The human toll transcends statistics. Behind every N40 billion heist are pensioners whose life savings evaporated, small business owners unable to pay suppliers, students unable to pay tuition fees, and families unable to access medical care. When a privileged staffer exploits a reversal function, they are not merely moving digital numbers; they are erasing futures. The “multiple deductions” customers face is often not a system glitch; it is the withdrawal slips of an insider economy feeding on depositor trust.

Regulatory responses have been reactive rather than preventive. The Central Bank of Nigeria’s 2024 risk-based cybersecurity frameworks and the integration of BVN with NIN represent necessary but insufficient measures. The EFCC’s recovery of N9.7 billion, N6.7 billion, and N3.7 billion in separate operations demonstrates enforcement capacity, but recovery is not prevention. By the time funds are traced to cryptocurrency conversions or real estate acquisitions, the original victims remain uncompensated.

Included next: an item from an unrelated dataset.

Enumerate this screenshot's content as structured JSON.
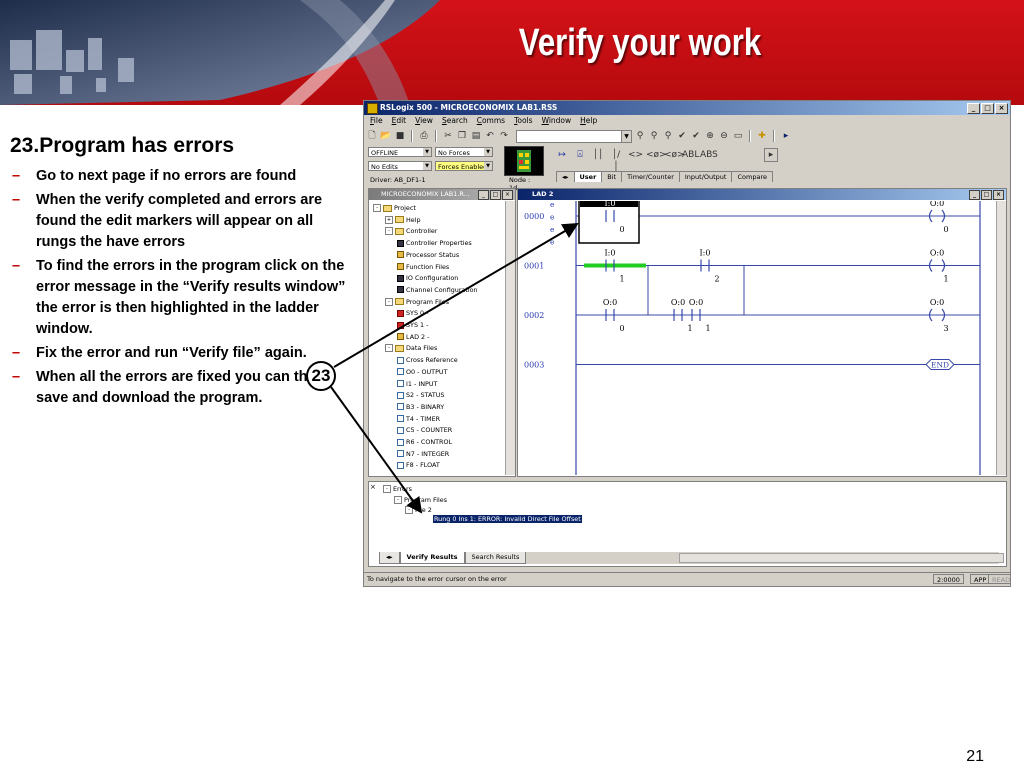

The banking sector stands at an inflection point. The ongoing bank’s recapitalisation offers an opportunity to mandate security infrastructure investments alongside capital adequacy. But capital without governance is merely more money to steal.

Banks must implement mandatory dual-authorisation for high-risk transactions, AI-driven anomaly detection, and rotating access protocols that prevent any single employee from becoming a N40 billion vulnerability.

For customers, vigilance is essential but insufficient. When the threat emanates from within the fortress, no amount of password complexity or OTP protection can safeguard deposits. The burden of security must shift from individual depositors to institutional accountability. Banks must be compelled to disclose fraud incidents transparently, compensate victims promptly, and submit to independent security audits.

The alternative is the erosion of Nigeria’s digital banking gains. With POS transactions reaching N18 trillion in 2024 and mobile banking penetration at 80%, the infrastructure for financial inclusion is in place. But as the 2024 Nigeria Consumer Protection Survey found, nearly one in four digital financial service users experienced fraud or hidden charges, with only half pursuing formal complaints due to eroded confidence in redress mechanisms.

When depositors cannot trust their banks to protect them from their own employees, the foundation of financial intermediation crumbles. The N52.26 billion lost in 2024 is not merely a cost of doing business; it is a tax on trust, a penalty for inadequate governance, and a measure of institutional failure. The vaults are not being breached from the outside. The keys are already inside, and the clock is ticking.